陸竟池拿起手機點開郵箱,頭也不抬地說道:“你去安排就行。”
“好。”
林征想了想,又看了眼桌上的自己買來的早餐,陸竟池動都沒動。
他剛想勸陸竟池吃點,而這時候外邊有人敲門。
沒等林征出去看是誰,門便自己開了。
裴卿聲牽著江瀾走了進來,林征看到江瀾的裝扮眼睛都睜大了。
而坐在床上的陸竟池察覺到什麼,抬頭朝這邊看來,看到江瀾的打扮時,他的眉頭也蹙了一下。
“陸董,今天身體如何?我帶瀾瀾來看你了。”
裴卿聲笑容十分欠扁,而陸竟池聽到他對江瀾的稱呼,眼皮又跳了跳。
陸竟池視線移到裴卿聲臉上,“你給她穿成這樣?”
“有什麼不妥嗎?陸董你瞧,是不是很漂亮?”
陸竟池麵無表情地在江瀾身上看了會兒,又麵無表情的收回視線,“來幹什麼?”
裴卿聲道:“當然是來探望陸董了,還有件事瀾瀾想要得到你的親口確定。”
陸竟池視線在兩人之間來回遊移,“什麼事?”
裴卿聲道:“我是瀾瀾的哥哥,但她好像還有些不確定,我想對於這件事,陸董應該是最清楚的了?”
聽到這話,江瀾也抬起頭看向陸竟池,目光灼灼,好似在等著陸竟池的回答。
在裴卿聲和她解釋過之後,江瀾再看到陸竟池陌生的樣子時,她雖然抵觸,但至少已經做好了心理準備。
陸竟池睨著他,“你這麼和她說的?”
“那我應該怎麼說呢?”
兩人看似心平氣和的對話,實際上無形中已經彌漫出淡淡的硝煙,江瀾覺不出來,隻是感覺到空氣裏的氣氛有些壓抑。
陸竟池半晌沒說話,裴卿聲便自顧自的和江瀾說:“你看,他都承認了,瀾瀾,記住了,以後我就是你哥哥。”

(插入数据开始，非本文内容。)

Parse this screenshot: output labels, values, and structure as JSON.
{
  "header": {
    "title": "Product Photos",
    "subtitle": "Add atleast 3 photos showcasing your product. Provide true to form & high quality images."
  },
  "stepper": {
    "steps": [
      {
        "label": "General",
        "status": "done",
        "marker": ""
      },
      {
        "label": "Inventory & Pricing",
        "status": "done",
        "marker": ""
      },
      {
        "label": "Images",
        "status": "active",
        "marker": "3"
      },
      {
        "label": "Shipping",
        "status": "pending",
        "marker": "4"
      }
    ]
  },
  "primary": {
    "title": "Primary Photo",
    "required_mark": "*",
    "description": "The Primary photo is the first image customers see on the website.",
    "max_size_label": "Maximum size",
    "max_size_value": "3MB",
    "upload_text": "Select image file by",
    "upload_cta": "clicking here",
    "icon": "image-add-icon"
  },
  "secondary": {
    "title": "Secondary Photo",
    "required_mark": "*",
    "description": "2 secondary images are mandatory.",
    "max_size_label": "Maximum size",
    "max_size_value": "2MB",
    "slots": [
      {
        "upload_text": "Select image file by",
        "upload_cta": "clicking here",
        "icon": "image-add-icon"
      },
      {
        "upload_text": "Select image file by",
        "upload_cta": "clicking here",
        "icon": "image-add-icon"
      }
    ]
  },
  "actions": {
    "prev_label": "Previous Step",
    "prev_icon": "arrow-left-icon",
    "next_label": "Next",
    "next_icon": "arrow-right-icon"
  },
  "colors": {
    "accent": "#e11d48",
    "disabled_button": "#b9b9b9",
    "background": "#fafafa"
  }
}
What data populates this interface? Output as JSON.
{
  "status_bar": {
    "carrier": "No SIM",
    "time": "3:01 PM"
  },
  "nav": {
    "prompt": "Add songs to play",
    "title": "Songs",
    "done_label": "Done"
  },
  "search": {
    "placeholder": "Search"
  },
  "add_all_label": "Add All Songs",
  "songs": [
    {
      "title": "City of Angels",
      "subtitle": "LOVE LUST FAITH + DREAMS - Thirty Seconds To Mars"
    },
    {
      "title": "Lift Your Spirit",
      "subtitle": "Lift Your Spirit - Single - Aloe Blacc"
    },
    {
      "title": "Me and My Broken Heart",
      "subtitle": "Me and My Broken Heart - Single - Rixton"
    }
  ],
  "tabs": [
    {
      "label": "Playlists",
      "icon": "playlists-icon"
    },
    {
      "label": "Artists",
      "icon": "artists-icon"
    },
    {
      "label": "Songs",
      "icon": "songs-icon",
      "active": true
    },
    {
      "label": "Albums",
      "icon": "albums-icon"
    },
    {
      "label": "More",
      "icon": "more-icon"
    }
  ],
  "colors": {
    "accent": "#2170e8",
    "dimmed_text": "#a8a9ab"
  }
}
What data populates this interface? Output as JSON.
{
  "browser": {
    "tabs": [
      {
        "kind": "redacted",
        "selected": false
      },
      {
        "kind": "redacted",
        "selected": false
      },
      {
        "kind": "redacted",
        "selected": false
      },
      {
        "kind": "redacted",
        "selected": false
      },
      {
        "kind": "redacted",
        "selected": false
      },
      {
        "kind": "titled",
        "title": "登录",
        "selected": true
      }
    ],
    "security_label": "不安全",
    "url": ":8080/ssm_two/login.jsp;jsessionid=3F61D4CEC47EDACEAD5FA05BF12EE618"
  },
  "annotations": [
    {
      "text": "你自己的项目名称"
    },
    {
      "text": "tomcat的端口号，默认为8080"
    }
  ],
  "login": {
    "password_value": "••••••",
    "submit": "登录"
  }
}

江瀾餘光瞄了眼床上的陸竟池,以前他總是說自己是她的哥哥,那現在他又是什麼呢?
過了會兒,見陸竟池還是沒有反駁,裴卿聲便說道:“好了瀾瀾,那你待在這裏吧,陸董現在看起來很需要人照顧呢。”
江瀾心裏慌了下,她現在不知道如何與這個陸竟池相處,也不知道該用什麼樣的身份,她下意識的攥住了裴卿聲的袖子。
這一動作,讓病房裏的氣氛再次降到了冰點。
裴卿聲卻笑的格外燦爛,他故意當著陸竟池的麵,摸了摸江瀾的頭,“怎麼了,不是你要來的嗎?怎麼現在見到了反而不肯留在這裏了?”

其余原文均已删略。